La Calabria storicamente, è legata al l’armenia sin dal V secolo grazie alla presenza documentata di vari monaci provenienti da quello che fu il grande regno d’Armenia, che a suo tempo comprendeva l’ Anatolia, la Cappadocia, la Cilicia che oggi sono state assimilate alla Turchia. Numerosi sono i lasciti culturali di questi popoli, giunti anche tramite le milizie del grande generale Niceforo Foca (il vecchio) che difese la regione dall’Espansione Araba nel IX sec. Molti studi confermano infatti, questo legame storico con l’Armenia, dovuto a scambi commerciali e culturali che ancora oggi attraverso le ricerche condotte dall’armenista calabrese Sebastiano Stranges (vicepresidente della Comunità Armena-Calabria) che ha rilevato numerosi lasciti culturali, linguistici, toponomastici e culto dei santi in tutta la regione.

Varie iniziative

Molte le iniziative che si sono svolte, come la messa celebrata a Brancaleone nella Parrocchia di San Pietro Apostolo a Brancaleone Marina officiata dal parroco Don Vladimiro Calvari, a cui ha partecipato anche il Diacono birituale Don Mario Casile Direttore dell’ufficio per l’Ecumenismo e il Dialogo Interreligioso della Diocesi Reggio-Bova.

Nella giornata del 25 Aprile l’Associazione Kalabria Experience, Pro Loco di Brancaleone APS in collaborazione con la Pro Loco di Bruzzano Zeffirio APS, la Comunità Armena Calabria  e l’Associazione Calabria Condivisa hanno promosso e realizzato un tour turistico alla scoperta della “Valle degli Armeni”, che comprende i comuni di:

  • Brancaleone
  • Staiti
  • Bruzzano Zeffirio
  • Ferruzzano

Ha visto numerosi visitatori da ogni provincia calabrese. Un itinerario che è ormai un classico per l’organizzazione da 6 anni e che a breve entrerà in un circuito culturale a livello Europeo per il progetto Iter-Vitis promosso dal Comune di Brancaleone (Capofila) insieme ai comuni della Vallata.

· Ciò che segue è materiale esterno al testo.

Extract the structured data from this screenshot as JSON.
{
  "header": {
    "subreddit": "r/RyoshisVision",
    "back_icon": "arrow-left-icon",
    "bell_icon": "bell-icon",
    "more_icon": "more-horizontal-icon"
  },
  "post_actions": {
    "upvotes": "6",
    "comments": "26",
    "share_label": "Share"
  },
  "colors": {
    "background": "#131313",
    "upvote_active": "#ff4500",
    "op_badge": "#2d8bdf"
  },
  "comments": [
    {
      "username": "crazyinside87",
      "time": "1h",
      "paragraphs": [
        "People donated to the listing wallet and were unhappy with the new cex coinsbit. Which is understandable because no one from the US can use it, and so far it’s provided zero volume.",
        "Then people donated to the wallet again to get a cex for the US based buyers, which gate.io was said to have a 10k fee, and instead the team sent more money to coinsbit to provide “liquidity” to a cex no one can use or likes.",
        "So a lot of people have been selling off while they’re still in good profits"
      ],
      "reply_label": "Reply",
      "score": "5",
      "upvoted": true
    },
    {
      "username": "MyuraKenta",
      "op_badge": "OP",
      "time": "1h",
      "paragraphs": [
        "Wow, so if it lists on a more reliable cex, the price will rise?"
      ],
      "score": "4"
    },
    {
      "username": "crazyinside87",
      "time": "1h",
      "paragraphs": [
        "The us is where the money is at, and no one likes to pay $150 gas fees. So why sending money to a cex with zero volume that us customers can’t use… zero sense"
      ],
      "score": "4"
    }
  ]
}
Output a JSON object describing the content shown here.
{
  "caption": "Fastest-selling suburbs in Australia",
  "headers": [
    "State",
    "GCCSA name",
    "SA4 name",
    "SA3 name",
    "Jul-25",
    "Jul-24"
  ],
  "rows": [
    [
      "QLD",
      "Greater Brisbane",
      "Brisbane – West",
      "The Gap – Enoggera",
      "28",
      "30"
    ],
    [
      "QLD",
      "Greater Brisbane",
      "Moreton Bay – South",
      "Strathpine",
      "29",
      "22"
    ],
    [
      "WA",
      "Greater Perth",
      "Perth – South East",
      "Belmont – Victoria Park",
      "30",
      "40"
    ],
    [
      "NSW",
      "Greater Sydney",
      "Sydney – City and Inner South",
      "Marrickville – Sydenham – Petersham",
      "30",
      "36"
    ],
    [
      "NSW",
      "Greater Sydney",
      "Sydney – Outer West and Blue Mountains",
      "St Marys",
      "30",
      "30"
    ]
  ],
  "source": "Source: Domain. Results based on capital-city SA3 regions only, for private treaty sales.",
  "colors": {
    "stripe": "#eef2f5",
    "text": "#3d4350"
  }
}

Genocidio del Popolo Armeno

Di seguito i comuni che hanno ricordato il genocidio del popolo armeno:

  • Città di Reggio Calabria
  • Città di Cosenza
  • Città di Brancaleone con la Pro loco di Brancaleone e Parrocchia San Pietro Apostolo (RC)
  • Città di Staiti (RC)
  • Città di Sant’Agata del Bianco (RC)
  • Città di Bruzzano Zeffirio con la Pro loco di Bruzzano Zeffirio (RC)
  • Città di Ferruzzano (RC)
  • Città di Locri (RC)
  • Città di Zungri (VV)
  • Città di Riace con la Croce rossa di Riace (RC)
  • Città di Condofuri (RC)
  • Città di Bova (RC)
  • Città di Cerchiara di Calabria (CS)
  • Città di Palizzi (RC)

La Comunità Armena-Calabria unitamente all’Unione Talenti Armeni d’Italia ringrazia Sindaci, Amministratori e Associazioni per il gesto di alto valore umano, che hanno dimostrato in questa ricorrenza, grande sensibilità sul tema e profondo legame al popolo Armeno fratello.

Carmine Verduci

Nato a Brancaleone nel 1984, ha frequentato l'istituto d'arte di Locri. Artista e scrittore, ama la musica, la natura, la fotografia, la storia delle leggende Calabresi e dell'archeologia. Si occupa di divulgazione e promozione culturale dell'area grecanica e locridea, attraverso l'organizzazione di eventi culturali nella propria città e sul territorio.